Despite the relative ease of taking down individual websites, it would be particularly difficult to sustain a widespread level of attack for a lengthy period of time, let alone a continuous flow of traffic that would exceed the limits of Internet service providers.
The Internet is also too widely distributed to fall victim to a widespread attack. There have numerous occasions when regional access to the Internet was disrupted, either by attacks on vital services, accidental cable cutting, or a government-run utility limiting or shutting off access. Yet the Internet continued to work for billions of people outside of those regions.
In the United States, a number of redundancies are built into the Internet; if one or two avenues are disrupted from your local network to the Internet, you likely won’t even notice a hitch.
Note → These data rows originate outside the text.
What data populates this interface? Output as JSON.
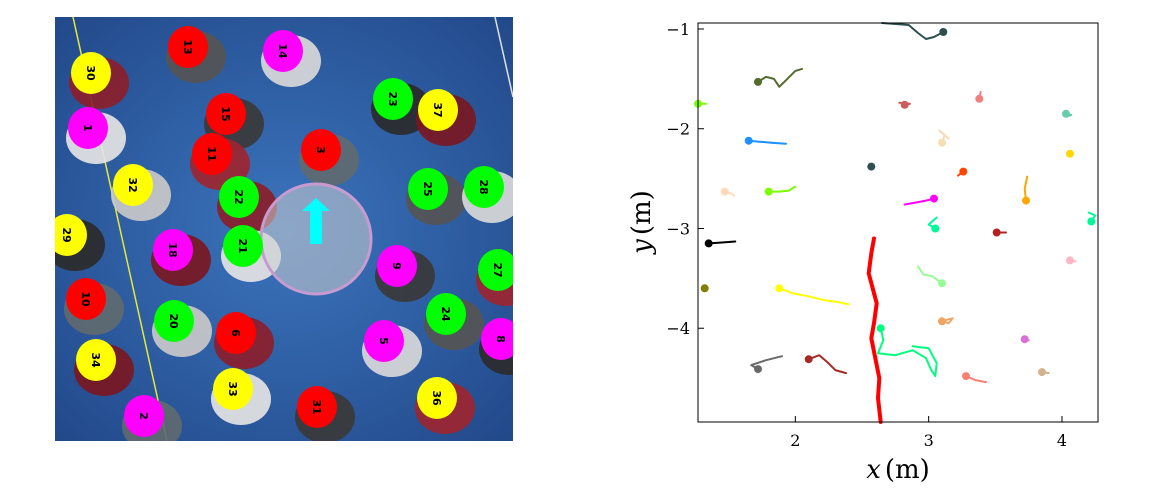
{
  "photo": {
    "background": "#2f5fa0",
    "robot_color": "#00ffff",
    "labels": [
      {
        "id": "30",
        "color": "#ffff00"
      },
      {
        "id": "13",
        "color": "#ff0000"
      },
      {
        "id": "14",
        "color": "#ff00ff"
      },
      {
        "id": "23",
        "color": "#00ff00"
      },
      {
        "id": "37",
        "color": "#ffff00"
      },
      {
        "id": "1",
        "color": "#ff00ff"
      },
      {
        "id": "15",
        "color": "#ff0000"
      },
      {
        "id": "11",
        "color": "#ff0000"
      },
      {
        "id": "3",
        "color": "#ff0000"
      },
      {
        "id": "32",
        "color": "#ffff00"
      },
      {
        "id": "22",
        "color": "#00ff00"
      },
      {
        "id": "25",
        "color": "#00ff00"
      },
      {
        "id": "28",
        "color": "#00ff00"
      },
      {
        "id": "29",
        "color": "#ffff00"
      },
      {
        "id": "18",
        "color": "#ff00ff"
      },
      {
        "id": "21",
        "color": "#00ff00"
      },
      {
        "id": "9",
        "color": "#ff00ff"
      },
      {
        "id": "27",
        "color": "#00ff00"
      },
      {
        "id": "10",
        "color": "#ff0000"
      },
      {
        "id": "20",
        "color": "#00ff00"
      },
      {
        "id": "6",
        "color": "#ff0000"
      },
      {
        "id": "24",
        "color": "#00ff00"
      },
      {
        "id": "5",
        "color": "#ff00ff"
      },
      {
        "id": "8",
        "color": "#ff00ff"
      },
      {
        "id": "34",
        "color": "#ffff00"
      },
      {
        "id": "33",
        "color": "#ffff00"
      },
      {
        "id": "31",
        "color": "#ff0000"
      },
      {
        "id": "36",
        "color": "#ffff00"
      },
      {
        "id": "2",
        "color": "#ff00ff"
      }
    ]
  },
  "chart_data": {
    "type": "line",
    "xlabel": "x",
    "ylabel": "y",
    "x_unit": "(m)",
    "y_unit": "(m)",
    "xlim": [
      1.27,
      4.27
    ],
    "ylim": [
      -4.94,
      -0.94
    ],
    "x_ticks": [
      2,
      3,
      4
    ],
    "y_ticks": [
      -1,
      -2,
      -3,
      -4
    ],
    "x_tick_labels": [
      "2",
      "3",
      "4"
    ],
    "y_tick_labels": [
      "−1",
      "−2",
      "−3",
      "−4"
    ],
    "grid": false,
    "series": [
      {
        "color": "#ff0000",
        "width": 4,
        "marker": false,
        "points": [
          [
            2.59,
            -3.1
          ],
          [
            2.57,
            -3.25
          ],
          [
            2.55,
            -3.45
          ],
          [
            2.58,
            -3.6
          ],
          [
            2.61,
            -3.75
          ],
          [
            2.59,
            -3.95
          ],
          [
            2.57,
            -4.1
          ],
          [
            2.6,
            -4.3
          ],
          [
            2.63,
            -4.5
          ],
          [
            2.62,
            -4.7
          ],
          [
            2.64,
            -4.94
          ]
        ]
      },
      {
        "color": "#2f4f4f",
        "points": [
          [
            3.11,
            -1.03
          ],
          [
            3.04,
            -1.08
          ],
          [
            2.98,
            -1.1
          ],
          [
            2.92,
            -1.04
          ],
          [
            2.85,
            -0.96
          ],
          [
            2.65,
            -0.94
          ]
        ]
      },
      {
        "color": "#556b2f",
        "points": [
          [
            1.72,
            -1.53
          ],
          [
            1.78,
            -1.48
          ],
          [
            1.84,
            -1.5
          ],
          [
            1.88,
            -1.58
          ],
          [
            1.94,
            -1.5
          ],
          [
            2.0,
            -1.42
          ],
          [
            2.05,
            -1.4
          ]
        ]
      },
      {
        "color": "#7cfc00",
        "points": [
          [
            1.27,
            -1.75
          ],
          [
            1.33,
            -1.75
          ]
        ]
      },
      {
        "color": "#cd5c5c",
        "points": [
          [
            2.82,
            -1.76
          ],
          [
            2.86,
            -1.75
          ],
          [
            2.78,
            -1.74
          ]
        ]
      },
      {
        "color": "#f08080",
        "points": [
          [
            3.38,
            -1.7
          ],
          [
            3.39,
            -1.63
          ]
        ]
      },
      {
        "color": "#66cdaa",
        "points": [
          [
            4.03,
            -1.85
          ],
          [
            4.07,
            -1.86
          ],
          [
            4.05,
            -1.87
          ]
        ]
      },
      {
        "color": "#1e90ff",
        "points": [
          [
            1.65,
            -2.12
          ],
          [
            1.73,
            -2.13
          ],
          [
            1.82,
            -2.14
          ],
          [
            1.93,
            -2.15
          ]
        ]
      },
      {
        "color": "#f5deb3",
        "points": [
          [
            3.1,
            -2.14
          ],
          [
            3.12,
            -2.06
          ],
          [
            3.08,
            -2.02
          ],
          [
            3.15,
            -2.1
          ]
        ]
      },
      {
        "color": "#ffd700",
        "points": [
          [
            4.06,
            -2.25
          ]
        ]
      },
      {
        "color": "#2f4f4f",
        "points": [
          [
            2.57,
            -2.38
          ]
        ]
      },
      {
        "color": "#ff4500",
        "points": [
          [
            3.26,
            -2.43
          ],
          [
            3.22,
            -2.47
          ]
        ]
      },
      {
        "color": "#ffa500",
        "points": [
          [
            3.73,
            -2.72
          ],
          [
            3.72,
            -2.6
          ],
          [
            3.74,
            -2.48
          ]
        ]
      },
      {
        "color": "#ffdab9",
        "points": [
          [
            1.47,
            -2.63
          ],
          [
            1.52,
            -2.65
          ],
          [
            1.54,
            -2.67
          ]
        ]
      },
      {
        "color": "#7cfc00",
        "points": [
          [
            1.8,
            -2.63
          ],
          [
            1.88,
            -2.63
          ],
          [
            1.95,
            -2.62
          ],
          [
            2.0,
            -2.58
          ]
        ]
      },
      {
        "color": "#ff00ff",
        "points": [
          [
            3.04,
            -2.7
          ],
          [
            2.98,
            -2.72
          ],
          [
            2.9,
            -2.74
          ],
          [
            2.82,
            -2.76
          ]
        ]
      },
      {
        "color": "#00fa9a",
        "points": [
          [
            4.22,
            -2.93
          ],
          [
            4.25,
            -2.87
          ],
          [
            4.2,
            -2.84
          ]
        ]
      },
      {
        "color": "#00fa9a",
        "points": [
          [
            3.05,
            -3.0
          ],
          [
            3.0,
            -2.96
          ],
          [
            3.06,
            -2.89
          ]
        ]
      },
      {
        "color": "#000000",
        "points": [
          [
            1.35,
            -3.15
          ],
          [
            1.45,
            -3.14
          ],
          [
            1.55,
            -3.13
          ]
        ]
      },
      {
        "color": "#b22222",
        "points": [
          [
            3.51,
            -3.04
          ],
          [
            3.58,
            -3.04
          ]
        ]
      },
      {
        "color": "#98fb98",
        "points": [
          [
            3.1,
            -3.55
          ],
          [
            3.03,
            -3.48
          ],
          [
            2.96,
            -3.46
          ],
          [
            2.92,
            -3.38
          ]
        ]
      },
      {
        "color": "#ffb6c1",
        "points": [
          [
            4.06,
            -3.32
          ],
          [
            4.1,
            -3.33
          ]
        ]
      },
      {
        "color": "#808000",
        "points": [
          [
            1.32,
            -3.6
          ]
        ]
      },
      {
        "color": "#ffff00",
        "points": [
          [
            1.88,
            -3.6
          ],
          [
            1.98,
            -3.65
          ],
          [
            2.1,
            -3.68
          ],
          [
            2.22,
            -3.72
          ],
          [
            2.33,
            -3.74
          ],
          [
            2.4,
            -3.76
          ]
        ]
      },
      {
        "color": "#f4a460",
        "points": [
          [
            3.1,
            -3.93
          ],
          [
            3.15,
            -3.95
          ],
          [
            3.18,
            -3.9
          ],
          [
            3.12,
            -3.92
          ]
        ]
      },
      {
        "color": "#00ff7f",
        "points": [
          [
            2.64,
            -4.0
          ],
          [
            2.66,
            -4.12
          ],
          [
            2.62,
            -4.25
          ],
          [
            2.75,
            -4.27
          ],
          [
            2.88,
            -4.22
          ],
          [
            2.98,
            -4.3
          ],
          [
            3.02,
            -4.42
          ],
          [
            3.05,
            -4.48
          ],
          [
            3.06,
            -4.35
          ],
          [
            3.0,
            -4.2
          ],
          [
            2.88,
            -4.18
          ]
        ]
      },
      {
        "color": "#da70d6",
        "points": [
          [
            3.72,
            -4.11
          ],
          [
            3.75,
            -4.12
          ]
        ]
      },
      {
        "color": "#696969",
        "points": [
          [
            1.72,
            -4.41
          ],
          [
            1.67,
            -4.37
          ],
          [
            1.78,
            -4.32
          ],
          [
            1.9,
            -4.28
          ]
        ]
      },
      {
        "color": "#a52a2a",
        "points": [
          [
            2.1,
            -4.31
          ],
          [
            2.18,
            -4.27
          ],
          [
            2.24,
            -4.34
          ],
          [
            2.3,
            -4.42
          ],
          [
            2.38,
            -4.45
          ]
        ]
      },
      {
        "color": "#fa8072",
        "points": [
          [
            3.28,
            -4.48
          ],
          [
            3.35,
            -4.52
          ],
          [
            3.43,
            -4.54
          ]
        ]
      },
      {
        "color": "#d2b48c",
        "points": [
          [
            3.85,
            -4.44
          ],
          [
            3.9,
            -4.45
          ]
        ]
      }
    ]
  }
}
Another reason why the Internet is impossible to take down: cyber attackers depend on the Internet to operate. “The Internet is what the attackers need to deliver their attack,” said Gavin Reed, the director of engineering and products for Cisco. “I suppose it is possible for an attack to be large enough to destroy large chunks of the Internet, but we have not seen that happen.”
Only government bodies have the ability to grind the entire Internet to a halt for a sustained period of time. So even as cyber-attacks increase in frequency and size, cyber criminals will never be able to take down the entire Internet.